For simplicity, non-integer numbers are always encoded as float64 (major type 7, additional info 27, tag 0xfb). The CBOR spec also defines float16 (0xf9) and float32 (0xfa); the decoder counterpart reads all three. If you need bit-exact float32 output for COSE interop, the spec allows you to downcast values whose Math.fround() equals the original.
What about negative integers?
Major type 1 stores -(N+1), so -1 becomes argument 0, -100 becomes 99, -1000 becomes 999. The encoder handles this transformation automatically — you pass a normal JS number and the right tag and value go on the wire. The decoder applies the inverse at parse time.
Does this encoder produce canonical / deterministic CBOR?
It uses preferred serialization for argument widths (the smallest length encoding that fits) and float64 for non-integers, which matches most of the Section 4.2 deterministic profile of RFC 8949. Strict canonical encoding additionally requires sorting map keys by their CBOR-encoded form; this encoder preserves JSON key insertion order.
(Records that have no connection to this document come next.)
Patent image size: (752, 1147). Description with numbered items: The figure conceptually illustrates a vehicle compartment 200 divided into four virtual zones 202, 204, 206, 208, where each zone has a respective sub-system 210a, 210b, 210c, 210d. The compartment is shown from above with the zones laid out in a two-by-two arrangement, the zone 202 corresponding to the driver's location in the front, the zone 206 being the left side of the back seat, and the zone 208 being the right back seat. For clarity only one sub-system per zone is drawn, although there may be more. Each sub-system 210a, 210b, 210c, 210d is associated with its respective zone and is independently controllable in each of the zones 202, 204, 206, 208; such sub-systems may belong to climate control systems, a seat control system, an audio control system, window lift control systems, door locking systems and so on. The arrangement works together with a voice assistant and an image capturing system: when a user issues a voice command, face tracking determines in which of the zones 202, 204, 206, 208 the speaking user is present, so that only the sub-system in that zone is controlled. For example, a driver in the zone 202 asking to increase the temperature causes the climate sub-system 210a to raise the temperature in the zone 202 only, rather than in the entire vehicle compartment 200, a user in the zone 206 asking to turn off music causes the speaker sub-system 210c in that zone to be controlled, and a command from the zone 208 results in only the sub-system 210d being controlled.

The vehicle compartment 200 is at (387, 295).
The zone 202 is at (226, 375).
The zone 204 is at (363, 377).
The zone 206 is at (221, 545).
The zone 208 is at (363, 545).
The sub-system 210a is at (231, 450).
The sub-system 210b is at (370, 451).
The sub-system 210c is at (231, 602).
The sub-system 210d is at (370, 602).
For COSE_Sign1 deterministic encoding, run the output through a normalizing canonicaliser.
Are CBOR tags (date, bignum, etc.) supported?
Not by the encoder — the input is JSON, which has no native date or bignum types, so there is nothing for the encoder to tag. The decoder counterpart understands the structural majors (0–5, 7) and ignores tag wrappers transparently. For RFC 8949 tag 0/1 (datetimes), tag 2/3 (bignums), or RFC 8746 typed arrays, encode in code with cbor-x or cbor.js.
Is the data uploaded?
No. The encoder is plain JavaScript running in your tab. Open DevTools → Network and click Encode — there are zero outbound requests. JSON containing personal data, credentials, or attestation payloads never reaches our servers.